Kill the fatted calf and make merry. Utah Opera and the Madeleine Festival brought their survey of Benjamin Britten's three Church Parables home triumphantly Sunday with a stunning presentation of the last of them, from 1968, "The Prodigal Son."
Like most of Britten's operas, this one is best experienced in the theater - or in this case the church - and the result was yet another SRO house for the final event in this year's festival. So much so that the crowd had to be parted to let the chanting monks who enter from the rear make their candelit way to the raised platform at the front of the cathedral for the opera proper.
They are, of course, the singer/actors in this brilliant fusion of Japanese Noh theater and medieval religious drama. But as they donned their costumes for the story itself the illusion was unbroken, as Britten leads the listener, and the viewer, into his special world, then back again.
The guide this time was the Abbot/Tempter, spectacularly realized by tenor Robert Breault. Strikingly costumed in red, purple and silver, with a mask surmounted by stylized horns, he made this role his own through superbly nuanced singing in which every word and phrase were thrillingly projected.
That ranged from his opening "Amen," ringingly sounded from the rear, to his subtle exhortations to the Younger Son ("Imagine/-imagine/What you are missing") and ultimate sense of having brought him low ("Now/you/-have/nothing/Now/you are/-nothing" - this last half-spoken).
As the object of his machinations, tenor Steven Paul Spears remained innocent in voice and manner, making the Younger Son more sympathetic than is sometimes the case. You were glad to see him reunited with his Father, here nobly intoned by bass-baritone Frank A. Basile. Yet earlier it was hard not to smile as he literally fell in step with the Tempter as they made their way to the city, chiming in on the text and the musical line - but, as Britten directs, just a hair late.

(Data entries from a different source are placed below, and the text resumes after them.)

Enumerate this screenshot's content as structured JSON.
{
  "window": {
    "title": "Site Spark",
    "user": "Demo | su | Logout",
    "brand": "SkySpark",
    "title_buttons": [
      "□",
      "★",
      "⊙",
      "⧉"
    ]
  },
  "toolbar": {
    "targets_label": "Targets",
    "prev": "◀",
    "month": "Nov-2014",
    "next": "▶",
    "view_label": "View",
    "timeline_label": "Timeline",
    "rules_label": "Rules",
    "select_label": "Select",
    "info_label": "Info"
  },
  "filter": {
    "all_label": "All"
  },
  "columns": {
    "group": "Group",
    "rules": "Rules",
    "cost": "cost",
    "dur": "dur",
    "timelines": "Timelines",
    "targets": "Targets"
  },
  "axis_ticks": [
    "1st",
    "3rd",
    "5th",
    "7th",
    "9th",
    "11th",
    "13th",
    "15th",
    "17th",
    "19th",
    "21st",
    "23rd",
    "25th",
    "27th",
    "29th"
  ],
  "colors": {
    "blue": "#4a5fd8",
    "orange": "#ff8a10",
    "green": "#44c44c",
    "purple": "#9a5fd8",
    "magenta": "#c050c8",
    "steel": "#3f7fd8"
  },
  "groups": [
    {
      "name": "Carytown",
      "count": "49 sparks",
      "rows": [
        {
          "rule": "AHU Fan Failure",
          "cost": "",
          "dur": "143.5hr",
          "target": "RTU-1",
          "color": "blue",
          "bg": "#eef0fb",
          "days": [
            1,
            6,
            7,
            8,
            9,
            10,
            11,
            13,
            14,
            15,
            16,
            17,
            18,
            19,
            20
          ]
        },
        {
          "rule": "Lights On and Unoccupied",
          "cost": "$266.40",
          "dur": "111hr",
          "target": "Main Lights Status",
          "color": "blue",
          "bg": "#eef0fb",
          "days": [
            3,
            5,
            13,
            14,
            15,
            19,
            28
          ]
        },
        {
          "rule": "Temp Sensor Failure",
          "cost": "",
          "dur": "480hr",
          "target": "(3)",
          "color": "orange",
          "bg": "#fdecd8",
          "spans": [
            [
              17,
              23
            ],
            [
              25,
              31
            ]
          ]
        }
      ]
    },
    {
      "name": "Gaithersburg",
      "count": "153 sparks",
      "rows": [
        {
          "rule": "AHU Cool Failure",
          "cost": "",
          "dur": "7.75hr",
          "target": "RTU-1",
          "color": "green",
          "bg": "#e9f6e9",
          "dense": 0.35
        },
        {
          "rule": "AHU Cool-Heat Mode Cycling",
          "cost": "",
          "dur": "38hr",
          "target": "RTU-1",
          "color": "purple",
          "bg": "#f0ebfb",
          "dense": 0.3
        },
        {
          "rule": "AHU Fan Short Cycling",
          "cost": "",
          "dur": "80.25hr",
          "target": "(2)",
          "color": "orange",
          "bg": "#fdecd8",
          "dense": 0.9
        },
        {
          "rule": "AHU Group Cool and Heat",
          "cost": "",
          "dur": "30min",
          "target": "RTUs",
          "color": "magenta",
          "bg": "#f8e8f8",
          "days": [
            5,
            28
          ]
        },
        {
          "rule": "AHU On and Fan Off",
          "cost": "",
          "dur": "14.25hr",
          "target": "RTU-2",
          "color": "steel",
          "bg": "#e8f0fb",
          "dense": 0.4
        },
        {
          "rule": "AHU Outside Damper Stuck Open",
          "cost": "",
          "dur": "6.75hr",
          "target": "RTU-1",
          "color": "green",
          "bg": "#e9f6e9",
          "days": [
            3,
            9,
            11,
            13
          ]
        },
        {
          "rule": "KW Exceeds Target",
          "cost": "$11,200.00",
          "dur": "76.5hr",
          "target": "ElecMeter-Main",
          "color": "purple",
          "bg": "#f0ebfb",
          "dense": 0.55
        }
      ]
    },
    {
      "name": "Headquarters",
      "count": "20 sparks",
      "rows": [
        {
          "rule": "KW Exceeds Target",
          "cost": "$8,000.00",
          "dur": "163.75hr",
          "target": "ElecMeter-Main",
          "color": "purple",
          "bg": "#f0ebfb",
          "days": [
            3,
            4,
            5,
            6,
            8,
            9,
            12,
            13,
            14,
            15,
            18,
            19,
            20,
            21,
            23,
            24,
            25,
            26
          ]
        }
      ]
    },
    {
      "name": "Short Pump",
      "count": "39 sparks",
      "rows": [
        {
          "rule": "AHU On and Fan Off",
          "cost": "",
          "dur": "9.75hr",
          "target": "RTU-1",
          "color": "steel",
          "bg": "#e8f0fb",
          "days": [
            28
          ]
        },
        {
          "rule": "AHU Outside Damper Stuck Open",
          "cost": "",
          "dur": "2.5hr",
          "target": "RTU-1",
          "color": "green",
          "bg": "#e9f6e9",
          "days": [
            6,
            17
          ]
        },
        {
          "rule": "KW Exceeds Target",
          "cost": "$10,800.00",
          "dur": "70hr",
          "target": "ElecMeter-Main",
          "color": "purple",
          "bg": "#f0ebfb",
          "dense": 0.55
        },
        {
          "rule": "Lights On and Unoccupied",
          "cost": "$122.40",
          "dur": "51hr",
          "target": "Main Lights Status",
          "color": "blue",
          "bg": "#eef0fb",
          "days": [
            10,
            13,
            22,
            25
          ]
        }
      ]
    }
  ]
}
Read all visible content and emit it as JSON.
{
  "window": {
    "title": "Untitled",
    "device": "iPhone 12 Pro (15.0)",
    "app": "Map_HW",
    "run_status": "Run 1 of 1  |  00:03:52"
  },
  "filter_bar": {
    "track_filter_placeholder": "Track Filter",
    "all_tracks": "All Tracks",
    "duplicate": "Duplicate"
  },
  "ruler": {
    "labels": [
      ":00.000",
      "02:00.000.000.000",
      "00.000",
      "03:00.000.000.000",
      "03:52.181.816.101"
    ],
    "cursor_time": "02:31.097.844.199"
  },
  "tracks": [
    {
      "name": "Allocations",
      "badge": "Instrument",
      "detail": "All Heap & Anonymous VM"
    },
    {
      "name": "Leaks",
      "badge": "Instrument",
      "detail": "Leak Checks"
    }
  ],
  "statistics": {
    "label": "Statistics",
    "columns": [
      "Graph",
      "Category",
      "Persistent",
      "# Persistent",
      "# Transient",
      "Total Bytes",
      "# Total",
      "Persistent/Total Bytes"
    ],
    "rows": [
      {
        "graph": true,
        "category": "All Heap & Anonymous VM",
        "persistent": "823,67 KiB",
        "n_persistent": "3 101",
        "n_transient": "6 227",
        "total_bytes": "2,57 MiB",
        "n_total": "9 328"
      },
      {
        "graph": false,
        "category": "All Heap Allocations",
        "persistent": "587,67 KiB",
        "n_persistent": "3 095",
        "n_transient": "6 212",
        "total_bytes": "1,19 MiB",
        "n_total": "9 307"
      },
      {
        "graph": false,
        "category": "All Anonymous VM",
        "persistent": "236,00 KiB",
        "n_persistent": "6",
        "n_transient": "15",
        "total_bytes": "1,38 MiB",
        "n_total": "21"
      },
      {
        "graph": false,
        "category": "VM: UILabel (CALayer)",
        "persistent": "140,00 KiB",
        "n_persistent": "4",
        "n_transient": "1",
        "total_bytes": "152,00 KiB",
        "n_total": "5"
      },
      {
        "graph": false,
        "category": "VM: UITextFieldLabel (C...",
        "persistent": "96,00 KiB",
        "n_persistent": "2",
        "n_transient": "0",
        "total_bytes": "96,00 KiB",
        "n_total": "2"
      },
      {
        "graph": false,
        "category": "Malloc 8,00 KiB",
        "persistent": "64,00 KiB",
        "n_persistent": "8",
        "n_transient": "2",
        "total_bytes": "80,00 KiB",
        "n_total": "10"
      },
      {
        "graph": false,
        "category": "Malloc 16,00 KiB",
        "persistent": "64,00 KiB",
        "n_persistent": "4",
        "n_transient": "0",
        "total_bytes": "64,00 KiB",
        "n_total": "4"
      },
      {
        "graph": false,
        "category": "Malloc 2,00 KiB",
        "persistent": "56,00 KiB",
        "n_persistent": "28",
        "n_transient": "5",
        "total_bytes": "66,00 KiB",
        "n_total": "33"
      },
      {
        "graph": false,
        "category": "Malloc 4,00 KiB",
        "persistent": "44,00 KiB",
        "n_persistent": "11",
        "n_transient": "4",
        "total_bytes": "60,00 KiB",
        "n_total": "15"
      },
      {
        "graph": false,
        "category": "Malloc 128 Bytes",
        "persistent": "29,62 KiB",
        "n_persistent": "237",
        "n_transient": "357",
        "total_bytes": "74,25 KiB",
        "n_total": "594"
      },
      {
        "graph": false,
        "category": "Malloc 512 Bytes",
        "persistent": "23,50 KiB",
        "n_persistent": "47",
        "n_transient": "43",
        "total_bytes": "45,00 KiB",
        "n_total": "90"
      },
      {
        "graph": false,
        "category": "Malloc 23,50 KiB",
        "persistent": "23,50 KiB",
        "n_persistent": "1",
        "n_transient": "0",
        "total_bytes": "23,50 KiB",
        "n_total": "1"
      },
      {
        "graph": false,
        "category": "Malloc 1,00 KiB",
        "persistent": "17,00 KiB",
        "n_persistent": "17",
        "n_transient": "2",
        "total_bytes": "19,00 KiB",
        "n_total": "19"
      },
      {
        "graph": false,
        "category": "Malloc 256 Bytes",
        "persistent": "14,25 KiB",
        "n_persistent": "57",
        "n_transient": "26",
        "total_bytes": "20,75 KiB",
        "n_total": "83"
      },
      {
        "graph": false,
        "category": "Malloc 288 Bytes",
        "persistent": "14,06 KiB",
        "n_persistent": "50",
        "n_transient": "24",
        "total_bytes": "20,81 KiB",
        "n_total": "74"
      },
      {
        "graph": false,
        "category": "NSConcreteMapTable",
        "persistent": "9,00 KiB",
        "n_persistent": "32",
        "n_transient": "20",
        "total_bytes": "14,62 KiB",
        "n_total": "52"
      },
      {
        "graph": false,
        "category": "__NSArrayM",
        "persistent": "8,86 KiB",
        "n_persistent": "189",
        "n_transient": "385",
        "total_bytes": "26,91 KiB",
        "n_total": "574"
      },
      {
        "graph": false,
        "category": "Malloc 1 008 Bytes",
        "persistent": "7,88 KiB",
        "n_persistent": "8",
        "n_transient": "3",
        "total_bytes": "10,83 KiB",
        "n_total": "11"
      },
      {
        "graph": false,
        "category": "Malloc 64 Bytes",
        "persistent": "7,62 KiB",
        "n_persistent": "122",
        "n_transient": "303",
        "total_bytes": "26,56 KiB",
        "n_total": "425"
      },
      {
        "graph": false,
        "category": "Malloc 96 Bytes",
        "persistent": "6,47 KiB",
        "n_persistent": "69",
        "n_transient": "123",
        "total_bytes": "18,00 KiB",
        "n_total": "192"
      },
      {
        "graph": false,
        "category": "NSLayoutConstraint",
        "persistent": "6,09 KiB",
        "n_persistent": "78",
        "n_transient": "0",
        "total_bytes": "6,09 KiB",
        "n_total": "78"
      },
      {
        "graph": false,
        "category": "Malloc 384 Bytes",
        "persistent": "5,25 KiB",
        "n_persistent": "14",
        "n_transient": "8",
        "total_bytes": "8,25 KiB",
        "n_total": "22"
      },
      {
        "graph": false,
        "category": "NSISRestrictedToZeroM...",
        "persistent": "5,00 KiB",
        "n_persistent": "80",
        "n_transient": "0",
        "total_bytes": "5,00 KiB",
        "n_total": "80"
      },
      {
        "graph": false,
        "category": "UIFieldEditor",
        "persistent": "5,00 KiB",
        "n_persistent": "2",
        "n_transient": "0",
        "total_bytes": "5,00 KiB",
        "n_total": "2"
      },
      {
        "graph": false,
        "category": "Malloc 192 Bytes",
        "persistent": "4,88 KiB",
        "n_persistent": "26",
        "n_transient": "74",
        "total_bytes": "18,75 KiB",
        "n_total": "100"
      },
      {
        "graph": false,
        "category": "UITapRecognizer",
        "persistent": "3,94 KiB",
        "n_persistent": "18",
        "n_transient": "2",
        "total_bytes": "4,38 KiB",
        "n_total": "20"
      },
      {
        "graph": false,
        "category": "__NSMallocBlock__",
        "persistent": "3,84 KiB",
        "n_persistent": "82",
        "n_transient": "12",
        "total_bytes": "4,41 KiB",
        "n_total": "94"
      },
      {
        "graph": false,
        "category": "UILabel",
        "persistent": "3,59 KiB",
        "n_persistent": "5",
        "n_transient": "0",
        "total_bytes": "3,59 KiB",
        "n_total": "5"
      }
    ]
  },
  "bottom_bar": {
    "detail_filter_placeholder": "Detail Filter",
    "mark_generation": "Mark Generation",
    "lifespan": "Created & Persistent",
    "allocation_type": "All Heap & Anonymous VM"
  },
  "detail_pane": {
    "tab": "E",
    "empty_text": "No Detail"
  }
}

As the Elder Son, baritone Marc Weagraff might have registered more strongly, something that occasionally seemed true of the musical direction, here in the hands of conductor Robert Debbaut. Nonetheless the latter kept things moving where they sometimes don't and let his eight-member ensemble underline the drama with a wealth of instrumental detail.
That was particularly true of Roberta Zalkind's artfully varied viola solos, though similarly positive contributions were to be heard from the harp and chamber organ, among others.
Even more idiomatic was the somewhat disembodied choral sound, very much in keeping with the music's semi-angular austerity. Alexander Gelman's stage direction was similarly stylized, so that there was actually more color and excitement in Susan Memmott Allred's costumes and the singing.
But that is to some extent the point of the stylization - to let the music and the universality of the drama shine through. Which they did magnificently, as that which was lost was found and that which was dead was made alive.